Я сам чувствовал как это эффектно со стороны, но кроме придурка-мага,
ни одной женщины, Свинильда и то далече, впрочем взамен получил этот меч...
Наконец я с полуоборота бросил особый трехручный в ножны, что за
спиной. Звякнуло, кончики пальцев пощупали высоту рукояти. Как по мне
ковали, хватать можно не глядя, на одних рефлексах...
- Все, - сказал я и захохотал, больно обескураженное лицо у молодого
мага. - Ты думал, останусь здесь ночевать?
Он поспешно опустил голову, но в глазах промелькнуло нечто, от чего
мою толстую кожу осыпало как колючим снегом. Похоже, здесь все ожидали, что
останусь не только на ночь.
На ночлег меня устроили в сторожевой башне, на то и варвар. Не успел я
задремать, как за дверью послышался шорох. Распахнул, едва успел
отшатнуться от летящего прямо в лицо огромного черного кома. По ноге словно
задели толстым ковром,
- Да закрой же двери!
Они смотрели на меня, оба запыхавшиеся, но довольные. Волк высунул
язык, загнув его трубочкой, ворон попрыгал на ложе, с натугой взлетел на
потолочную балку.
- Завтра, - ответил я на немой вопрос. - Завтра утром выступаем. А
чего вы не хотите ночевать здесь?
- Это ж не корчма, - рыкнул волк. - Здесь все с детства знают, что
можно, а что нельзя.
- А в корчме? - спросил я, чувствуя, что ответы зверей с чем-то
перекликаются с моими смутными ощущениями.

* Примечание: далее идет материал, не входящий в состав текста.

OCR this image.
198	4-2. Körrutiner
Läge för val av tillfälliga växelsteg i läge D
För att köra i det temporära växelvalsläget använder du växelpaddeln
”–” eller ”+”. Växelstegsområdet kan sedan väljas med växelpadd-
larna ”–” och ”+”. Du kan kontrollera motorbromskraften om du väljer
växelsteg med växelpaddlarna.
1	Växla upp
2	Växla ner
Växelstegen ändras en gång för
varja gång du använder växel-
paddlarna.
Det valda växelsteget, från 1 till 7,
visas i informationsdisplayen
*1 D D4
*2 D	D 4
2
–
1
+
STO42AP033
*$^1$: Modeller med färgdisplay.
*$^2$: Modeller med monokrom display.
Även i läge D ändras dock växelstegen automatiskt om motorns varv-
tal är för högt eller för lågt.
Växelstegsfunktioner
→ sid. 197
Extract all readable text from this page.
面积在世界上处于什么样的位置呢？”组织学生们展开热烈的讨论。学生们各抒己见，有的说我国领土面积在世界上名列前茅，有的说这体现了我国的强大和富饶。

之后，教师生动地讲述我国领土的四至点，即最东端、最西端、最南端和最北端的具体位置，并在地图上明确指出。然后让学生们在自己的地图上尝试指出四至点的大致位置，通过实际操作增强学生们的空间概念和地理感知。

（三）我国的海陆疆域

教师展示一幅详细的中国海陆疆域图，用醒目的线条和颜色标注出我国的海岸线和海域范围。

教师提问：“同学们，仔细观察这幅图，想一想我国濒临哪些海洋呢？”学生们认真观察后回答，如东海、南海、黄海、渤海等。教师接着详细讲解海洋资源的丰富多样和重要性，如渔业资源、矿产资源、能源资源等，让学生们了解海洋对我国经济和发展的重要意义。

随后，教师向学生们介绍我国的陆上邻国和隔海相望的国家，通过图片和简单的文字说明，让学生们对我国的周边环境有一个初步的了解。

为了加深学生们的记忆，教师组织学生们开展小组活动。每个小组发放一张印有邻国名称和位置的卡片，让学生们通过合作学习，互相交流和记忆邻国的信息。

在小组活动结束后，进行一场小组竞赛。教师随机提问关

- Ну, корчма... - протянул волк.
- Корчма... это... - начал ворон, потоптался на балке, зачем-то начал
спешно чистить клюв, - Ну... то ж корчма!
Волк улегся у порога, ворон задремал на балке, но когда ночью я
проснулся от некого смутного беспокойства, пусто было как у порога, так и
наверху, под сводом.
Мучимый тревожными предчувствиями, я опорожнил мочевой пузырь прямо из
высокого окна и, чувствуя некоторое облегчение, снова рухнул на деревянный
топчан.
Когда солнце защекотало ноздри, я, не открывая глаз, громко чихнул, а
в ответ услышал в два голоса:
- На здоровье!
-... тебе в нос!
Волк лежал у порога, словно никуда не исчезал, сытый и довольный,
длинным языком подхватывал красные капли на морде. Или мне почудилось, у
него просто язык такой красный.
Ворон наклонился с балки и с беспокойством рассматривал меня то одним
глазом, то другим.
- Развлекались? - пробурчал я. - Хоть город не спалили? Если что,
скажу, что я вас вообще не знаю.
- Предатель, - каркнул ворон. - А где же мужская дружба?
- Это от зависти, - прорычал волк лениво. - Что без него тешились.
Вставай, мой лорд. Если что и попортили, то тебе что? Не наш город, не наши
люди, а чужое - да гори оно все!.. Во дворе уже седлают твоего коня.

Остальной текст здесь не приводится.